Thursday, 3 November 2016

Barnsley Workshop, Apprentice Pieces

Here are a couple of items I made many years ago at the Barnsley Workshops. They have resurfaced in our house move! These are some of their standard apprentice pieces. This oak chopping board had to be planed flat and to equal thickness, marked up with compasses and shaped to a perfect octagon, all by hand. There had to be absolutely no tear out on any surface, I remember using one of my early high angled smoothers which did a great job.

When that was done the bevels had to be hand planed and again the inside octagon this created had to be perfect, measured with dial callipers rather than a tape! Only then would they let you use the Barnsley stamp.

This deceptively simple looking stool started as a single board which again had to be hand planed flat and even.

I was given a nice piece of olive ash to work with.

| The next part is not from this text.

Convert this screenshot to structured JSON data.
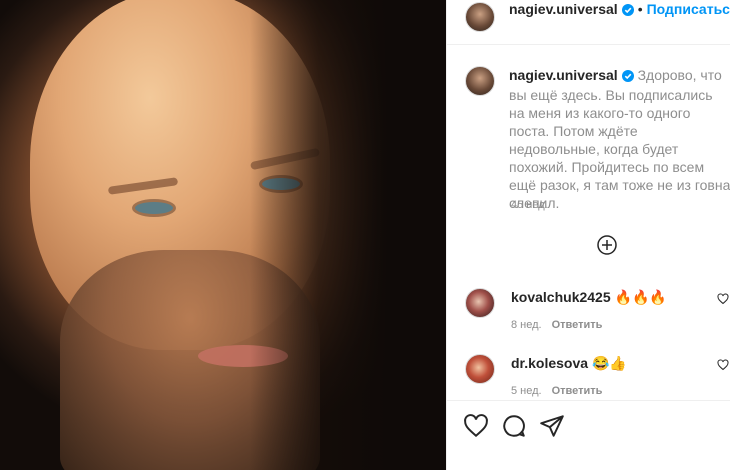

The legs were tenoned through the top and wedged. This is where I learned the technique of flaring the mortise sides to create a dovetail effect in the finished joint which is amazingly strong. To work effectively the flare on the wedges must exactly match the flare of the mortises. Also the saw cuts for the wedges must be angled outwards so that they open up easily when the wedges are fitted. This technique is fully demonstrated in my YouTube video, Roubo Workbench Made Easy.

The supporting rail was also tenoned and wedged in the same manor.

This all seems fairly straight forward except that the legs are both angled outwards which means the shoulders of all the tenons, through the top and sides, must come together simultaneously. In addition the rail was mortised (bare faced) into the underside of the top. On dry fit, I had the tiniest of gaps on the rail which would have disappeared on glue up, but this was not good enough and I had to make the rail again. It was then, that the concept of working to perfection, finally sunk in and has stayed with me ever since.


  1. This is really cool David. I would love to spend some time in the Barnsley workshop. The lessons and small tricks learnt must have been a really valuable thing to have experienced.

    1. Hi Simon, I would highly recommend it if you get the chance. All the best, David.